Perhaps the biggest factor is the new self-venting fuel cans.
Teams up and down pit road have had difficulty getting their cars full of fuel. It’s hard to
tell when the tank is full, and since the fuel flows slower than in the past, teams are forced to choose between leaving when the tires are on and gaining or keeping track position, or waiting for the tank to fill, losing time on the track but extending their range.
Greg Biffle weighed in on the issue on a recent NASCAR teleconference.
“None of our teams on a consistent basis are getting the cars what we call full of gas, just because of the system we’re using,” he said. “I’m not going to call it flawed, but it’s not the optimum for trying to put 18 gallons of fuel in a car in 11 seconds. It’s challenging, and it has a lot of challenges for plugging the system in, not getting air trapped in it.
“If you move the can two degrees it will allow fuel to get into the returning air side. It spills a lot of gas on the ground. It’s a difficult system to get down. With anything new, they’ll be next generation or next, and we’ll hopefully get it better over time.”
Biffle went on to explain that the issue arises because crews typically can change all four tires before the fuel runs in.
“It’s tough to sit on pit road and wait for fuel versus going and getting that track position,” he said. “That’s why some guys are coming up a hair short on getting the cars full.”
Carl Edwards, the Sprint Cup points leader and NASCAR’s No. 1 free agent, is
reportedly getting lucrative offers to leave Roush Fenway Racing and the Ford camp.
One can’t blame Edwards for going to work where he can make the most money, but a friend who’s as loyal to the Blue Oval brand as one can be pointed out that Edwards has a unique opportunity in the Ford camp.
If he sticks with Ford for the rest of his career, his place in history, especially in Ford’s history, would be greatly enhanced.

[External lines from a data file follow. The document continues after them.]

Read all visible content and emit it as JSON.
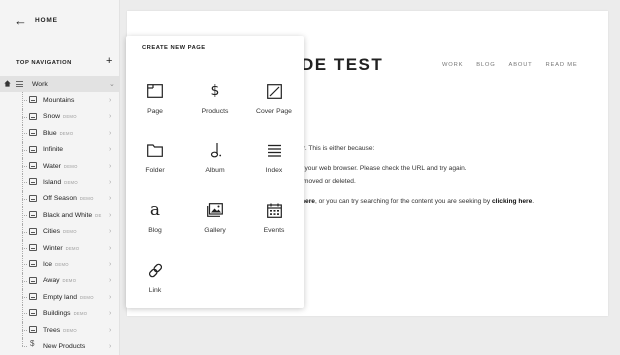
{
  "sidebar": {
    "home_label": "HOME",
    "top_navigation_label": "TOP NAVIGATION",
    "folder": {
      "name": "Work"
    },
    "items": [
      {
        "name": "Mountains",
        "badge": "",
        "icon": "page-icon"
      },
      {
        "name": "Snow",
        "badge": "DEMO",
        "icon": "page-icon"
      },
      {
        "name": "Blue",
        "badge": "DEMO",
        "icon": "page-icon"
      },
      {
        "name": "Infinite",
        "badge": "",
        "icon": "page-icon"
      },
      {
        "name": "Water",
        "badge": "DEMO",
        "icon": "page-icon"
      },
      {
        "name": "Island",
        "badge": "DEMO",
        "icon": "page-icon"
      },
      {
        "name": "Off Season",
        "badge": "DEMO",
        "icon": "page-icon"
      },
      {
        "name": "Black and White",
        "badge": "DE",
        "icon": "page-icon"
      },
      {
        "name": "Cities",
        "badge": "DEMO",
        "icon": "page-icon"
      },
      {
        "name": "Winter",
        "badge": "DEMO",
        "icon": "page-icon"
      },
      {
        "name": "Ice",
        "badge": "DEMO",
        "icon": "page-icon"
      },
      {
        "name": "Away",
        "badge": "DEMO",
        "icon": "page-icon"
      },
      {
        "name": "Empty land",
        "badge": "DEMO",
        "icon": "page-icon"
      },
      {
        "name": "Buildings",
        "badge": "DEMO",
        "icon": "page-icon"
      },
      {
        "name": "Trees",
        "badge": "DEMO",
        "icon": "page-icon"
      },
      {
        "name": "New Products",
        "badge": "",
        "icon": "dollar-icon"
      }
    ]
  },
  "preview": {
    "site_title": "DE TEST",
    "nav": [
      "WORK",
      "BLOG",
      "ABOUT",
      "READ ME"
    ],
    "lines": {
      "l1": "r. This is either because:",
      "l2": "o your web browser. Please check the URL and try again.",
      "l3": "moved or deleted.",
      "l4_pre": "here",
      "l4_mid": ", or you can try searching for the content you are seeking by ",
      "l4_link": "clicking here",
      "l4_end": "."
    }
  },
  "popup": {
    "title": "CREATE NEW PAGE",
    "tiles": [
      {
        "label": "Page",
        "icon": "page-icon"
      },
      {
        "label": "Products",
        "icon": "dollar-icon"
      },
      {
        "label": "Cover Page",
        "icon": "cover-page-icon"
      },
      {
        "label": "Folder",
        "icon": "folder-icon"
      },
      {
        "label": "Album",
        "icon": "music-note-icon"
      },
      {
        "label": "Index",
        "icon": "index-list-icon"
      },
      {
        "label": "Blog",
        "icon": "blog-icon"
      },
      {
        "label": "Gallery",
        "icon": "gallery-icon"
      },
      {
        "label": "Events",
        "icon": "calendar-icon"
      },
      {
        "label": "Link",
        "icon": "link-icon"
      }
    ]
  }
}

Other fan-favorite drivers who have won big in Fords, like Bill Elliott and Mark Martin, have moved on to other manufacturers and their connections to Ford have been cut for the most part.

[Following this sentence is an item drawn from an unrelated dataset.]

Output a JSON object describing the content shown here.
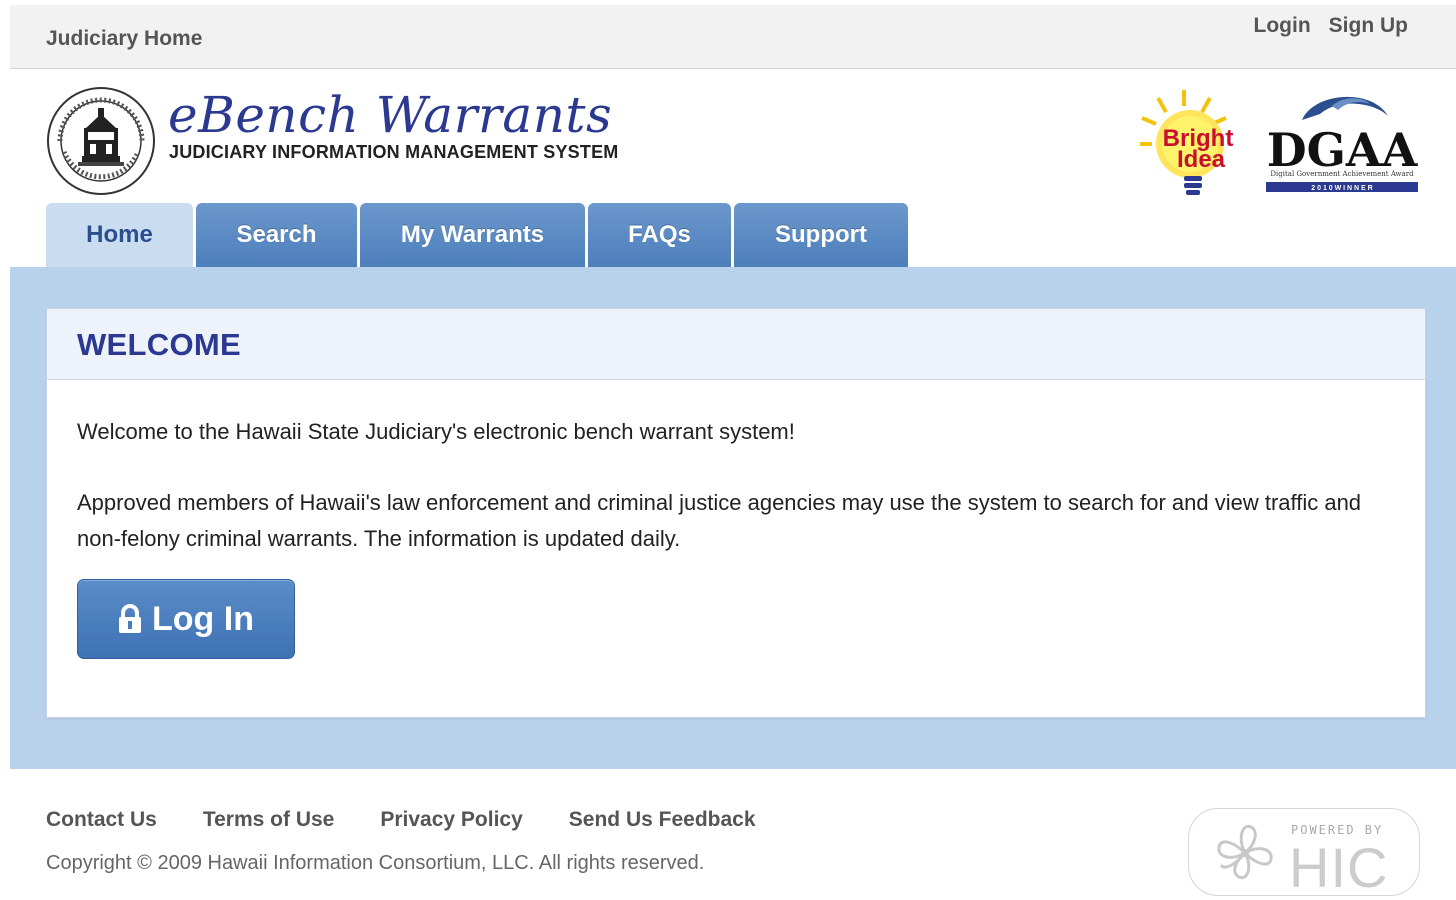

If he stays put, Edwards could become to Ford what Dale Earnhardt and Jeff Gordon are to Chevrolet. It’s something for him to think about.
The five picks for this year’s NASCAR Hall of Fame won’t get any argument from this corner, but one does have to wonder when and if the hall will recognize pioneering drivers like Herb Thomas, Fireball Roberts, Joe Weatherly, Buck Baker and Tim Flock, or owners like Raymond Parks.
It could be argued that their time will come, but it also won’t be long before a Rick Hendrick or a Rusty Wallace or a Bill Elliott or a Terry Labonte gets picked. When that starts happening, there will be no going back, which is why there should have been 20 or 25 in the inaugural class.